There seems to be a common thread in the readings all week – that of listening to God. It got me wondering why we are constantly being reminded to listen, and why this call is so relevant even today.
What are we listening out for?
When we are told to listen or pay attention, does our reflex guide us into a defensive stance, anticipating a scolding or rebuke? This can happen in many relationships (between couples, parent-child, work) where familiarity has sadly bred contempt. Some may even experience this reaction towards the commands of God. Perhaps this is set up by previous experiences of hurt and disappointment, maybe we have grown up hearing more often the wrathful stories of a punishing God, that it is hard to imagine hearing anything sweet and soothing when told to pay attention and listen.
In the first reading of Hosea today, God is speaking tenderly to his people who have turned from him in disloyalty. We get a glimpse of our image of God when we read these words and recognize our interior reactions. Does it feel hard to visualize a loving God? Do you read with some distance and a little disbelief? Are you moved and comforted deeply by the assurances of God who says: I will love you with all my heart? To truly listen without judgment and defense, is to genuinely allow our hearts to connect with the one who speaks.
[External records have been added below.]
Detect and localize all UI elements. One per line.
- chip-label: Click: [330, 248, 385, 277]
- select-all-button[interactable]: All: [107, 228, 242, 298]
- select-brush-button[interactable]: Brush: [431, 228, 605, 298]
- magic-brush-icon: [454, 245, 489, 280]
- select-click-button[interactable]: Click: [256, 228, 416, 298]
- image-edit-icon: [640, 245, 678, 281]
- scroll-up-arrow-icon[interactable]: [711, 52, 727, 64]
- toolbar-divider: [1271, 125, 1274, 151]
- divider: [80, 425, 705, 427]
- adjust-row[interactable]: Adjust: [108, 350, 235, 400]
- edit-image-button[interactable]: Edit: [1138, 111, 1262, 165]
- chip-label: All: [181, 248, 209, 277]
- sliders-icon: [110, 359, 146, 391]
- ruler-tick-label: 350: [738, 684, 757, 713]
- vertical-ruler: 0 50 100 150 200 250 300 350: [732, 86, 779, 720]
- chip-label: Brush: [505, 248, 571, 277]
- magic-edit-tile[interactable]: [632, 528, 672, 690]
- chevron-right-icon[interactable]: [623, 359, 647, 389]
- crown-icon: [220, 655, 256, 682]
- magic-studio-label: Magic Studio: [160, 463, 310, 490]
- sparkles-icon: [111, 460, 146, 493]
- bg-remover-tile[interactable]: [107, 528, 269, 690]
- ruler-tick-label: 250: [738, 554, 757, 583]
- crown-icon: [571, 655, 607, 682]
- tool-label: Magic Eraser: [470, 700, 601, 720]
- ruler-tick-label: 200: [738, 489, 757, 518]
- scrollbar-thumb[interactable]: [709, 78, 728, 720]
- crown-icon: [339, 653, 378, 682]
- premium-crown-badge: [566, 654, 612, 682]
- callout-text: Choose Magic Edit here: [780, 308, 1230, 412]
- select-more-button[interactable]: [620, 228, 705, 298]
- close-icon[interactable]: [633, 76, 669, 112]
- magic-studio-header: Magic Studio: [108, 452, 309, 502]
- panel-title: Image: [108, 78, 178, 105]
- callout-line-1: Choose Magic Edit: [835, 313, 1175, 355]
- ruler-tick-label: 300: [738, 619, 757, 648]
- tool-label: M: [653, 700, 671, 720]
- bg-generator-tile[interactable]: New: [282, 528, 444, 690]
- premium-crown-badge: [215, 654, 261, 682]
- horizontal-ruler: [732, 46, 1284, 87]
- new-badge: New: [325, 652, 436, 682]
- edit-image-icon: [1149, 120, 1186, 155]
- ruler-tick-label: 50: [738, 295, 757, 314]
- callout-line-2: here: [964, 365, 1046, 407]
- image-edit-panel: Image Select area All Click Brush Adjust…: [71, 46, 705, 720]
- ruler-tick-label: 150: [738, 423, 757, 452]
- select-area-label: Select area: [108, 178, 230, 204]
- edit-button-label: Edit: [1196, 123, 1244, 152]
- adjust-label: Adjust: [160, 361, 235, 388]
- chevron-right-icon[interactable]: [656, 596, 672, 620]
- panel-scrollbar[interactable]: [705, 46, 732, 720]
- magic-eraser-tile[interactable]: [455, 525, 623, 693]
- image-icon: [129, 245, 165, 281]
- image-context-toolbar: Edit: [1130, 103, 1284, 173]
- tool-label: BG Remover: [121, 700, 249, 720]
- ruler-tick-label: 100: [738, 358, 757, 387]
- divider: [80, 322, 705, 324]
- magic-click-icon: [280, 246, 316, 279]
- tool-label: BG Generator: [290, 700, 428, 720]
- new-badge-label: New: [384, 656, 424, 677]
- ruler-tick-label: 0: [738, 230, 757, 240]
What are you listening out for when God is trying to speak His love to you? Will you let Him have the space and time to tell you how much He cares for you?
To listen is to heal
Sometimes we don’t really listen. We just hear what we think is being spoken. So if a wife tells her husband, “I wish you wouldn’t spend so much time watching TV/on your mobile phone/out with friends,” he may hear “she’s nitpicking on me and telling me how to spend my precious leisure time,” instead of “I wish you would spend more time connecting with me.”
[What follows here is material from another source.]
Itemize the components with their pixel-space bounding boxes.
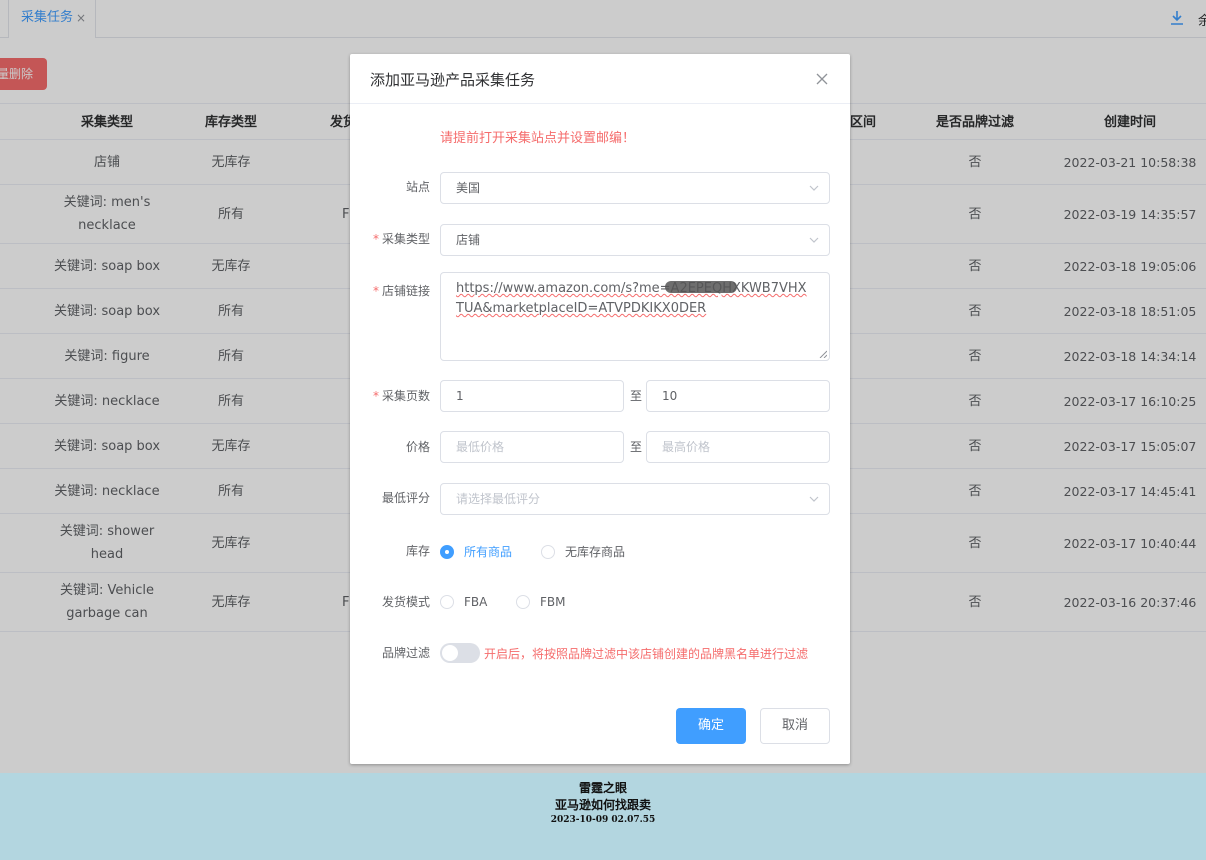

When we read God’s words in scripture: Repent and turn away from your idols; and turn away your faces from all your abominations (Eze 14:6, 1 Jn 5:12, etc), we may think we hear His booming and fearsome voice commanding us to give up everything and turn to Him. The responsibility to listen intentionally and openly lies with the listener. Sometimes it is easier to hear the literal words when it coincides with our presumptions about someone or the nature of the relationship. But to listen humbly is to heal relationships, and to heal the false impressions we might have of the other.
Do I listen carefully to God’s merciful and deep love for me that is layered beneath all of His commandments and laws? Do I give God the space to be Himself in our relationship, instead of imposing my own ideas and defenses upon His words?
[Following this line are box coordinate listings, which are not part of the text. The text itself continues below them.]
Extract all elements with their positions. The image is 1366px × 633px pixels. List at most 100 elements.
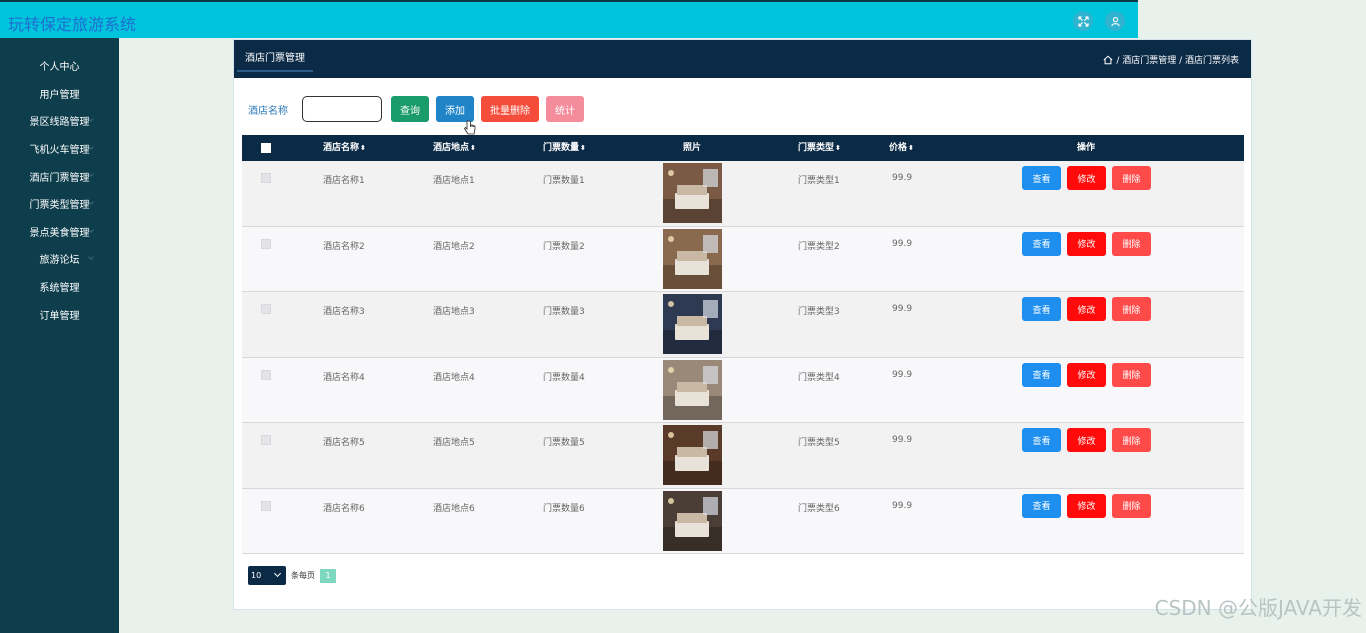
cell-ticket-quantity: 门票数量6 [543,503,585,514]
view-button[interactable]: 查看 [1022,428,1061,452]
sidebar-item[interactable]: 个人中心 [0,52,119,80]
sidebar-item-label: 个人中心 [39,62,80,74]
row-checkbox[interactable] [261,304,271,314]
sidebar-item[interactable]: 用户管理 [0,80,119,108]
sidebar-item-label: 飞机火车管理 [29,145,90,157]
delete-button[interactable]: 删除 [1112,362,1151,387]
col-hotel-location[interactable]: 酒店地点⬍ [433,135,476,161]
cell-hotel-name: 酒店名称4 [323,372,365,383]
sidebar-item[interactable]: 景点美食管理 [0,218,119,246]
cell-price: 99.9 [892,173,913,183]
sidebar-item-label: 景区线路管理 [29,117,90,129]
hotel-name-input[interactable] [302,96,382,122]
hotel-photo[interactable] [663,228,722,289]
sidebar-item-label: 系统管理 [39,283,80,295]
user-icon[interactable] [1105,11,1125,31]
query-button[interactable]: 查询 [391,96,429,122]
table-row: 酒店名称4 酒店地点4 门票数量4 门票类型4 99.9 查看 修改 删除 [242,357,1244,423]
fullscreen-icon[interactable] [1073,11,1093,31]
batch-delete-button[interactable]: 批量删除 [481,96,539,122]
hand-cursor-icon [463,120,476,135]
sidebar-item[interactable]: 门票类型管理 [0,190,119,218]
cell-hotel-name: 酒店名称1 [323,176,365,186]
stats-button[interactable]: 统计 [546,96,584,122]
add-button[interactable]: 添加 [436,96,474,122]
row-checkbox[interactable] [261,435,271,445]
edit-button[interactable]: 修改 [1067,297,1106,321]
sidebar-item[interactable]: 景区线路管理 [0,107,119,135]
cell-ticket-quantity: 门票数量5 [543,438,585,448]
chevron-down-icon [88,254,94,260]
cell-ticket-quantity: 门票数量2 [543,241,585,252]
view-button[interactable]: 查看 [1022,231,1061,256]
cell-hotel-name: 酒店名称3 [323,307,365,317]
edit-button[interactable]: 修改 [1067,428,1106,452]
table-row: 酒店名称1 酒店地点1 门票数量1 门票类型1 99.9 查看 修改 删除 [242,161,1244,227]
sidebar-item[interactable]: 酒店门票管理 [0,162,119,190]
hotel-photo[interactable] [663,490,722,551]
cell-hotel-location: 酒店地点6 [433,503,475,514]
edit-button[interactable]: 修改 [1067,362,1106,387]
cell-ticket-type: 门票类型1 [798,176,840,186]
table-header: 酒店名称⬍ 酒店地点⬍ 门票数量⬍ 照片 门票类型⬍ 价格⬍ 操作 [242,135,1244,161]
hotel-photo[interactable] [663,359,722,420]
home-icon[interactable] [1103,55,1113,65]
sidebar-item-label: 旅游论坛 [39,255,80,267]
edit-button[interactable]: 修改 [1067,166,1106,190]
view-button[interactable]: 查看 [1022,493,1061,518]
page-button-1[interactable]: 1 [320,568,336,583]
hotel-photo[interactable] [663,163,722,223]
col-hotel-name[interactable]: 酒店名称⬍ [323,135,366,161]
hotel-photo[interactable] [663,425,722,485]
cell-hotel-location: 酒店地点3 [433,307,475,317]
row-checkbox[interactable] [261,500,271,511]
col-ticket-type[interactable]: 门票类型⬍ [798,135,841,161]
delete-button[interactable]: 删除 [1112,428,1151,452]
table-row: 酒店名称5 酒店地点5 门票数量5 门票类型5 99.9 查看 修改 删除 [242,423,1244,489]
col-price[interactable]: 价格⬍ [889,135,914,161]
col-photo: 照片 [683,143,702,153]
table-body: 酒店名称1 酒店地点1 门票数量1 门票类型1 99.9 查看 修改 删除 酒店名称2 酒店地点2… [242,161,1244,554]
pagination: 10 条每页 1 [248,566,336,585]
sidebar-item[interactable]: 旅游论坛 [0,245,119,273]
cell-hotel-name: 酒店名称2 [323,241,365,252]
sidebar-item[interactable]: 系统管理 [0,273,119,301]
table-row: 酒店名称2 酒店地点2 门票数量2 门票类型2 99.9 查看 修改 删除 [242,226,1244,292]
sidebar-item-label: 订单管理 [39,310,80,322]
view-button[interactable]: 查看 [1022,166,1061,190]
delete-button[interactable]: 删除 [1112,297,1151,321]
cell-ticket-quantity: 门票数量4 [543,372,585,383]
cell-ticket-type: 门票类型5 [798,438,840,448]
edit-button[interactable]: 修改 [1067,231,1106,256]
table-row: 酒店名称6 酒店地点6 门票数量6 门票类型6 99.9 查看 修改 删除 [242,488,1244,554]
row-checkbox[interactable] [261,369,271,380]
hotel-photo[interactable] [663,294,722,354]
delete-button[interactable]: 删除 [1112,166,1151,190]
search-label: 酒店名称 [248,105,288,117]
tab-hotel-ticket-management[interactable]: 酒店门票管理 [237,40,313,72]
breadcrumb-text: / 酒店门票管理 / 酒店门票列表 [1116,56,1239,66]
row-checkbox[interactable] [261,173,271,183]
chevron-down-icon [88,226,94,233]
cell-hotel-location: 酒店地点4 [433,372,475,383]
app-title: 玩转保定旅游系统 [8,15,137,34]
sidebar-item[interactable]: 订单管理 [0,300,119,328]
sidebar: 个人中心用户管理景区线路管理 飞机火车管理 酒店门票管理门票类型管理 景点美食管理旅游… [0,38,119,633]
sidebar-item-label: 酒店门票管理 [29,172,90,184]
sidebar-item[interactable]: 飞机火车管理 [0,135,119,163]
page-size-select[interactable]: 10 [248,566,286,585]
delete-button[interactable]: 删除 [1112,231,1151,256]
cell-ticket-quantity: 门票数量3 [543,307,585,317]
cell-ticket-type: 门票类型4 [798,372,840,383]
col-ticket-quantity[interactable]: 门票数量⬍ [543,135,586,161]
panel-header: 酒店门票管理 / 酒店门票管理 / 酒店门票列表 [234,40,1251,78]
edit-button[interactable]: 修改 [1067,493,1106,518]
row-checkbox[interactable] [261,238,271,249]
delete-button[interactable]: 删除 [1112,493,1151,518]
view-button[interactable]: 查看 [1022,297,1061,321]
cell-price: 99.9 [892,369,913,380]
select-all-checkbox[interactable] [261,143,271,153]
cell-price: 99.9 [892,500,913,511]
col-actions: 操作 [1077,143,1096,153]
view-button[interactable]: 查看 [1022,362,1061,387]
Only when we listen, can we speak wisely.
In yesterday’s gospel reading (Lk 11:14-23), we witnessed the crowds testing and challenging Jesus’ authority and words. They asked questions to cast doubt, with no intention of listening to the Living Word. However, the scribe today listened intently to Jesus’ answer that the greatest commandment to ‘love the Lord your God with all your heart, with all your soul, with all your mind and with all your strength… and to love your neighbour as yourself.’ He was therefore able to respond wisely that to follow this commandment, was ‘far more important than any holocaust or sacrifice.’ The scribe understood the deeper meaning of the law of love, which underpinned all the Laws. It is only when we listen, that we can speak wisely and with love.
(Today’s OXYGEN by Debbie Loo)
Prayer: Heavenly Father, grant me the patience to listen with humility and love. Grant me the restraint to withhold judgment and self-defenses.
Thanksgiving: I give thanks for the gift of those who have spent time truly listening to me and getting to know me for who I am.